Людвиг сидел подавленный, злой. Дурак он. Даже дети и те понимали в чем дело. Ни в коем случае не должен был он уступать управление Баварией. Если бы даже пришлось отдать в залог мессере Артезе все свои города и доходы. Завещание Маргариты — ну, тут уж ничего не поделаешь. Но срок договора об управлении истекает через несколько месяцев; он откажется возобновить его. Будь что будет.

Агнесса лежала на кушетке, не обращая на него внимания. Сокольничий все еще не уходил. Если б она была одна, он ринулся бы на нее, стал трясти: «Слушай, не смей издеваться надо мной! Я откажусь от договора! Я вышвырну габсбургских чиновников! Не издевайся надо мной, шлюха!» И он схватил бы ее так, что она забыла бы и об издевках и о соколе. Но сокольничий с глупым почтительным лицом был тут, а Агнесса даже не смотрела на герцога.

Конрад фон Фрауенберг вел переговоры с советниками епископа Бриксенского. За последнее время епископство попало в полную зависимость от маркграфа. Конрад всячески давал это почувствовать. Сидел довольный перед потеющими посланцами, рассматривал их маленькими красноватыми глазками, визгливо дразнил, со смаком, не спеша. В конце концов с презрительной, жестокой ненавистью бросил этим нищим блюдолизам какие-то крохи. Его секретарь, невзрачный клирик, молча, с робкой добросовестностью вел протокол.
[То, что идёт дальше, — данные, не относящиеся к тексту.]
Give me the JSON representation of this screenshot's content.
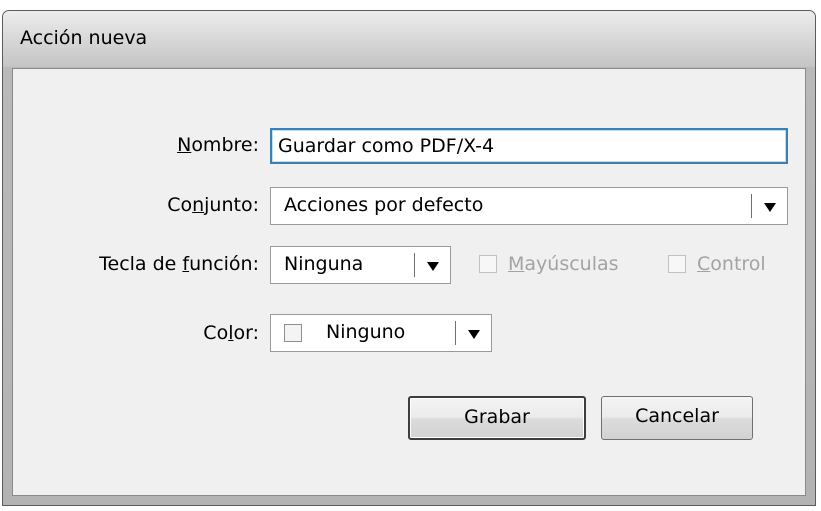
{
  "window": {
    "title": "Acción nueva"
  },
  "form": {
    "name_label_mnemonic": "N",
    "name_label_rest": "ombre:",
    "name_value": "Guardar como PDF/X-4",
    "set_label_pre": "Co",
    "set_label_mnemonic": "n",
    "set_label_post": "junto:",
    "set_value": "Acciones por defecto",
    "fkey_label_pre": "Tecla de ",
    "fkey_label_mnemonic": "f",
    "fkey_label_post": "unción:",
    "fkey_value": "Ninguna",
    "shift_mnemonic": "M",
    "shift_rest": "ayúsculas",
    "control_mnemonic": "C",
    "control_rest": "ontrol",
    "color_label_pre": "Co",
    "color_label_mnemonic": "l",
    "color_label_post": "or:",
    "color_value": "Ninguno"
  },
  "buttons": {
    "record_label": "Grabar",
    "cancel_label": "Cancelar"
  },
  "icons": {
    "dropdown": "triangle-down-icon",
    "checkbox": "checkbox-unchecked-icon",
    "swatch": "color-swatch-icon"
  }
}
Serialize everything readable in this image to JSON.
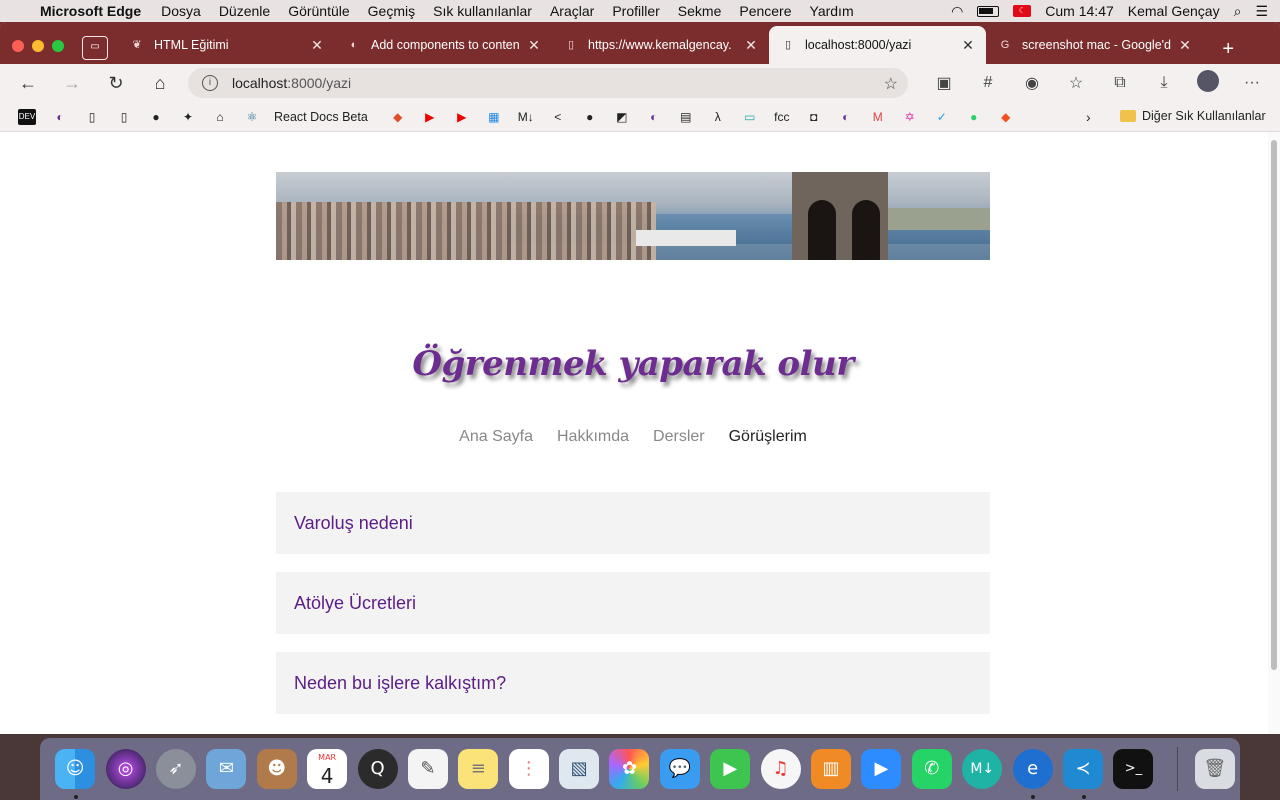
{
  "menubar": {
    "apple_icon": "apple-icon",
    "app_name": "Microsoft Edge",
    "items": [
      "Dosya",
      "Düzenle",
      "Görüntüle",
      "Geçmiş",
      "Sık kullanılanlar",
      "Araçlar",
      "Profiller",
      "Sekme",
      "Pencere",
      "Yardım"
    ],
    "clock": "Cum 14:47",
    "user": "Kemal Gençay"
  },
  "tabs": [
    {
      "title": "HTML Eğitimi",
      "icon": "leaf-icon",
      "active": false
    },
    {
      "title": "Add components to conten",
      "icon": "gatsby-icon",
      "active": false
    },
    {
      "title": "https://www.kemalgencay.",
      "icon": "page-icon",
      "active": false
    },
    {
      "title": "localhost:8000/yazi",
      "icon": "page-icon",
      "active": true
    },
    {
      "title": "screenshot mac - Google'd",
      "icon": "google-icon",
      "active": false
    }
  ],
  "address": {
    "url_host": "localhost",
    "url_rest": ":8000/yazi"
  },
  "bookmarks": {
    "react_docs": "React Docs Beta",
    "other_folder": "Diğer Sık Kullanılanlar",
    "dev_label": "DEV"
  },
  "site": {
    "title": "Öğrenmek yaparak olur",
    "nav": [
      {
        "label": "Ana Sayfa",
        "active": false
      },
      {
        "label": "Hakkımda",
        "active": false
      },
      {
        "label": "Dersler",
        "active": false
      },
      {
        "label": "Görüşlerim",
        "active": true
      }
    ],
    "posts": [
      {
        "title": "Varoluş nedeni"
      },
      {
        "title": "Atölye Ücretleri"
      },
      {
        "title": "Neden bu işlere kalkıştım?"
      }
    ]
  },
  "dock": {
    "calendar_month": "MAR",
    "calendar_day": "4",
    "apps": [
      "Finder",
      "Siri",
      "Launchpad",
      "Mail",
      "Contacts",
      "Calendar",
      "QuickTime",
      "TextEdit",
      "Notes",
      "Reminders",
      "Preview",
      "Photos",
      "Messages",
      "FaceTime",
      "iTunes",
      "Books",
      "Zoom",
      "WhatsApp",
      "Markdown",
      "Edge",
      "VS Code",
      "Terminal",
      "Trash"
    ]
  }
}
Когда советники отбыли, Фрауенберг поручил секретарю написать ряд писем служащим его собственных поместий. Без конца приходится внушать этим господам и пережевывать одно и то же. Нельзя же — чтоб их побрал сатана треххвостый — быть такими слюнтяями. Только и знают, что скащивают подати, только и делают, что отсрочивают барщину да повинности. И потом эта дурацкая чувствительность, как только дойдет до наказаний. Приговаривают вора всего-навсего к позорному столбу и тюрьме — оттого что его-де нужда заставила! Вздор! Всех нужда заставляет! Руку отрубить подлецу, как делалось всегда. Щадить браконьера оттого, что у него семья? И у его дичи тоже семья; разве вор пощадил ее? Пусть об этой новомодной гуманности в его поместьях и думать забудут. Фрауенберг диктовал, сипел, тихий секретарь записывал.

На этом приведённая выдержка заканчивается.